Background: Motor evoked potentials (MEP) and somatosensory evoked potentials (SSEP) are established methods of neuromonitoring aimed at preventing paraplegia after descending or thoracoabdominal aortic repair. However, their predictive impact remains controversial. The aim of this study was to evaluate our single-center experience using this monitoring technique.

Methods: Between 2009 and 2014, 78 patients (mean age 66 ± 12, 53% male) underwent either descending or thoracoabdominal aortic repairs. Of these, 60% had an aortic aneurysm, 30% dissection, and 10% other etiologies. Intraoperatively, MEPs and SSEPs were monitored and, if necessary, clinical parameters (blood pressure, hematocrit, oxygenation) were adjusted in response to neuromonitoring signals. This analysis is focused on the neurological outcome (paraplegia, stroke) after the use of intraoperative neuromonitoring.
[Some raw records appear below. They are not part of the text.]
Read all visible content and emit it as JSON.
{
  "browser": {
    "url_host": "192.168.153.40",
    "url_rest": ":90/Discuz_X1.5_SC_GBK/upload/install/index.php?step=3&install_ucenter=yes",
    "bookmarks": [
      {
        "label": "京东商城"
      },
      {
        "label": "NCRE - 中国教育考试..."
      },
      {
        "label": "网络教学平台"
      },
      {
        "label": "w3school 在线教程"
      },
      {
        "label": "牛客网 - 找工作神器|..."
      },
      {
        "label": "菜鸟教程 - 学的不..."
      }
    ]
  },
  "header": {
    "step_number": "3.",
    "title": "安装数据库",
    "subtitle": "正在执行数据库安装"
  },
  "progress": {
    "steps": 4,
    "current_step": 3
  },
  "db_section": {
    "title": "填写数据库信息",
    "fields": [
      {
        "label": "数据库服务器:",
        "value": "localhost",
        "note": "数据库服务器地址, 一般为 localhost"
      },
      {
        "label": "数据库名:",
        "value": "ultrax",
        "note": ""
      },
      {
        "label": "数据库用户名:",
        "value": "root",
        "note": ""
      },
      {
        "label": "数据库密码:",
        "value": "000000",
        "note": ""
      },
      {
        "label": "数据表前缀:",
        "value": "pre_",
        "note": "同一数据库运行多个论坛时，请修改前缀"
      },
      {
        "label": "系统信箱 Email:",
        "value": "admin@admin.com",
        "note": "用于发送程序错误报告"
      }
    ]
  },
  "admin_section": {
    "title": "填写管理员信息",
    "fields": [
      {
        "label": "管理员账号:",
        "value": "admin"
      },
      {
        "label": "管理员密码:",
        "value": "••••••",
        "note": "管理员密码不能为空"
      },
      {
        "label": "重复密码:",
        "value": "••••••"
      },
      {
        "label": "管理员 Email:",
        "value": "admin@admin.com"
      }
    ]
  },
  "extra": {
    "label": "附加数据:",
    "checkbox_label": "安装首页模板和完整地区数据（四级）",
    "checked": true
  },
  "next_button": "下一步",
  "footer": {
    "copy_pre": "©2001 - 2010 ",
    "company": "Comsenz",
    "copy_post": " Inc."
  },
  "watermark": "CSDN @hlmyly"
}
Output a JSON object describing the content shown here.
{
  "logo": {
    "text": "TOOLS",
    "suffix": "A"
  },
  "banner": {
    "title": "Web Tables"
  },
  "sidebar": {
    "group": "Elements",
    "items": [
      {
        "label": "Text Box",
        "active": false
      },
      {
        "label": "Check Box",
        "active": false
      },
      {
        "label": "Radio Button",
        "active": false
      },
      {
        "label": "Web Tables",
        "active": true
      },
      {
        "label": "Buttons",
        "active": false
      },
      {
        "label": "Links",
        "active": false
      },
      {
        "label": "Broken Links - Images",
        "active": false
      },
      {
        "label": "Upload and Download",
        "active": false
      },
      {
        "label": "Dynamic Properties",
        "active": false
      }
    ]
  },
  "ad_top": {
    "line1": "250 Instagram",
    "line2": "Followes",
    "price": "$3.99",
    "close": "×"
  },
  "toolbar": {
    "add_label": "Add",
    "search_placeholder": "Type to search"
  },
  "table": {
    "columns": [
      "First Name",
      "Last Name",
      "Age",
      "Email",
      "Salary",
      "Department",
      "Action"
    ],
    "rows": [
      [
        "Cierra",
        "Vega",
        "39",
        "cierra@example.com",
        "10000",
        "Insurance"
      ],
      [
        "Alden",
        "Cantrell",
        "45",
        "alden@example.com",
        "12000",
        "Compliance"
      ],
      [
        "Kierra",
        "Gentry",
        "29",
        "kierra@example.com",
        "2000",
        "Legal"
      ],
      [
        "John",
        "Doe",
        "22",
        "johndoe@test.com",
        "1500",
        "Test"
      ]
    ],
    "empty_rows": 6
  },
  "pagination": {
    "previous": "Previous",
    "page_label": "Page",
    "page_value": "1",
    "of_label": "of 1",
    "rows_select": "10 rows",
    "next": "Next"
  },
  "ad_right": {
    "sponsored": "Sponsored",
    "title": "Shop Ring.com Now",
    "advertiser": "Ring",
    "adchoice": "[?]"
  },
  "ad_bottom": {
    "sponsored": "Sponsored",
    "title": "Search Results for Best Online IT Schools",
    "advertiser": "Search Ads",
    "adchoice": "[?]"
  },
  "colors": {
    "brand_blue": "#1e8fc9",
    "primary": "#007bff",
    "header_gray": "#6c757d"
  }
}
Results: Thirty-day mortality was 10 (12.8%). All patients with continuously stable signals or signals that returned after signal loss developed no spinal cord injury, whereas two out of six of the evaluable patients with signal loss (without return) during the procedure suffered from postoperative paraplegia (one transient and one permanent). Sensitivity and specificity of use of MEP and SSEP were 100% and 94.20% regarding paraplegia, respectively.

Conclusions: (1) Preservation of signals or return of signals is an excellent prognostic indicator for spinal cord function. (2) Intraoperative modifications in direct response to the signal change may have averted permanent paralysis in the patients with signal loss without neurologic injury. We have found MEP and SSEP neuromonitoring to be instrumental in the prevention of paraplegia. doi: 10.1111/jocs.12739 (J Card Surg 2016;31:383-389).